Russian artist Pyotr Pavlensky poses after setting fire to the doors of the headquarters of the FSB security service, the successor to the KGB, in central Moscow early on Nov. 9, 2015. (AFP)

Pavlensky said that he had met Slonina in September. The woman had once come to the couple’s apartment, “but there wasn’t anything like assault.” Pavlensky said he later found out that Slonina had told the police she had been assaulted on that day.

Pavlensky and Shalygina said that they were in Poland when Slonina passed a message through a mutual friend that the couple shouldn’t return to Russia. After the couple ignored the warning and came back to Russia, they were detained at the airport by police. Pavlensky said that they were questioned by officials from the Russian Investigation Committee for about eight hours, but that investigators had released them on the condition that they not leave the country.

However, on Jan. 15 the couple left Russia and came to Ukraine, and then took a flight to Paris.

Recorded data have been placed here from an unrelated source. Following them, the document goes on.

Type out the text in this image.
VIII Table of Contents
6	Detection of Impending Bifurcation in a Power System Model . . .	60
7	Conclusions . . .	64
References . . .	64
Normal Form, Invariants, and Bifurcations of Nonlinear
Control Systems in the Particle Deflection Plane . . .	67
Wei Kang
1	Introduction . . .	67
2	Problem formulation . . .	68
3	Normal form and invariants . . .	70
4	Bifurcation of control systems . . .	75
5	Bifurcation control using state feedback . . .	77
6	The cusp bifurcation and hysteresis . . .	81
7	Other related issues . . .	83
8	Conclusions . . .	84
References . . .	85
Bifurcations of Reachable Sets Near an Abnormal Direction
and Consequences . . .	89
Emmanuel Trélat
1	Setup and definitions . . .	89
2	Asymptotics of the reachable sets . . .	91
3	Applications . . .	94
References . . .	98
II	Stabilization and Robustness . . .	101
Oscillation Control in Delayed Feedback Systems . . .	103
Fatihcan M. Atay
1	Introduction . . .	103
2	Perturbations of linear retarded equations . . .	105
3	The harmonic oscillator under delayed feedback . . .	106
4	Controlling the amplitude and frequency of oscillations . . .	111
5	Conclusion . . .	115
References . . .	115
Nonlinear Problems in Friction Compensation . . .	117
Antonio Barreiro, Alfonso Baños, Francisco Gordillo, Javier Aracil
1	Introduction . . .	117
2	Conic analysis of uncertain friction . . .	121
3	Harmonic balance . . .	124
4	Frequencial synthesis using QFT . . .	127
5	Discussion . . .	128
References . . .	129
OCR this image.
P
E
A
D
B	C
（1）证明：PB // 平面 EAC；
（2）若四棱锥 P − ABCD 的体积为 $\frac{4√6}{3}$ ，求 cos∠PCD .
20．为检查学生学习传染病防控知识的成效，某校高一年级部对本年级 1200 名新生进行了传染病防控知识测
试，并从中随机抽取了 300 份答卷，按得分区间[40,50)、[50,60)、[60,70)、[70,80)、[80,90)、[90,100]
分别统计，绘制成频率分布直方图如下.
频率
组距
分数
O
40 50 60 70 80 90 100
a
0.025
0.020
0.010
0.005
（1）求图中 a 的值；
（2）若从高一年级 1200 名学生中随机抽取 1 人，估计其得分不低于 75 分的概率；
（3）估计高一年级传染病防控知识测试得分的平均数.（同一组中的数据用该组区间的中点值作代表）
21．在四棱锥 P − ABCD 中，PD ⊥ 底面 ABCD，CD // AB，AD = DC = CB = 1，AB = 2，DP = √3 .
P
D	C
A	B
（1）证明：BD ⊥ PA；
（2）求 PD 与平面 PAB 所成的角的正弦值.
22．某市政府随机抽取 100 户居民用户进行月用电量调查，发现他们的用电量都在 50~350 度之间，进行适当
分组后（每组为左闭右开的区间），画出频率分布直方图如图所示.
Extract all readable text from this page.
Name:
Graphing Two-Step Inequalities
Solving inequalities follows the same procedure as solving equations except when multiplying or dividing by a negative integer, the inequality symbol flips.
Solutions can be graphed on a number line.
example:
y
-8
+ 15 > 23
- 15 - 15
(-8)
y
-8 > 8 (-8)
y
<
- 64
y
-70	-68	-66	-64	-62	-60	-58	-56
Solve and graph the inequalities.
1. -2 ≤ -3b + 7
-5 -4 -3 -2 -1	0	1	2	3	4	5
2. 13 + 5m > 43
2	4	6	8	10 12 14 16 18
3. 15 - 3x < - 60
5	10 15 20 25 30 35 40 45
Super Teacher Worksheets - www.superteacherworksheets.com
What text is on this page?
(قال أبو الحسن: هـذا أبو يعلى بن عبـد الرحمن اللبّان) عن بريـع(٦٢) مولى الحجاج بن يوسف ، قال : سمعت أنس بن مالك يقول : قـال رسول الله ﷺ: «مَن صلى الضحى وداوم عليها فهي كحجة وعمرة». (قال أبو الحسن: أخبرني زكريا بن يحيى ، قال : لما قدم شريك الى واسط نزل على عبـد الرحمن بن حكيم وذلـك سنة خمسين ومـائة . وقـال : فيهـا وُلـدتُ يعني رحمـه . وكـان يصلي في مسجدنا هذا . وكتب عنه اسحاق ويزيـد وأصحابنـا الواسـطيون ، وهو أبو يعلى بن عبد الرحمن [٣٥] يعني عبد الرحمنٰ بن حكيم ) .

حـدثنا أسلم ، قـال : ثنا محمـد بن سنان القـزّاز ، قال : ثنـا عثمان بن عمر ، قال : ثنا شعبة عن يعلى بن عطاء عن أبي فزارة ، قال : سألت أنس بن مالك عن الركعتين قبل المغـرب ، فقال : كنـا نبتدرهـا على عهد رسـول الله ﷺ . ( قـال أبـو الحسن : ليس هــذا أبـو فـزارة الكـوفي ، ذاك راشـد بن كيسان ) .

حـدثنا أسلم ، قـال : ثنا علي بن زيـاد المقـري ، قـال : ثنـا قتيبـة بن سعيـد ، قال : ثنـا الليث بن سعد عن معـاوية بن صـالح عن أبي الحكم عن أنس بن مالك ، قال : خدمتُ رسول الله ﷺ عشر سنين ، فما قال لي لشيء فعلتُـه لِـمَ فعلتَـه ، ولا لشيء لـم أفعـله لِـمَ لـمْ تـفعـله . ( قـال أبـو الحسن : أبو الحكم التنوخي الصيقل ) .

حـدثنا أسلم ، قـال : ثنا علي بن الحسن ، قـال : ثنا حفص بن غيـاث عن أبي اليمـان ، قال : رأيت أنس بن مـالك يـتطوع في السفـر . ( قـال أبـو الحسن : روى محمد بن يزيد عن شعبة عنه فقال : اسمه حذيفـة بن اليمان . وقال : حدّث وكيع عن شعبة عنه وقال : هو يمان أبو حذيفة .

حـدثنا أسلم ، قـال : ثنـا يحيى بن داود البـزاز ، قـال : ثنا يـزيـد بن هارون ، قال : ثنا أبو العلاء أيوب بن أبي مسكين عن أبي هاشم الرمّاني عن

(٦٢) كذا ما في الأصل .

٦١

Pavlensky said that Slonina was probably working with authorities to get him out of the country. He said that he would ask for political asylum in France if Russia officially presses charges.

“They (the authorities) have shown us two ways how we will be liquidated from the political context: we face regime camps, or we leave the territory of Russia,” Pavlensky said.

He said that the couple decided to leave the country because their children would be sent to orphanages if their parents were found guilty.

“I refuse to be imprisoned for something I haven’t done, and obediently go to the slaughter like a sheep. Moreover, (I refuse to) drag behind me my dearest ones, and deprive them of freedom.”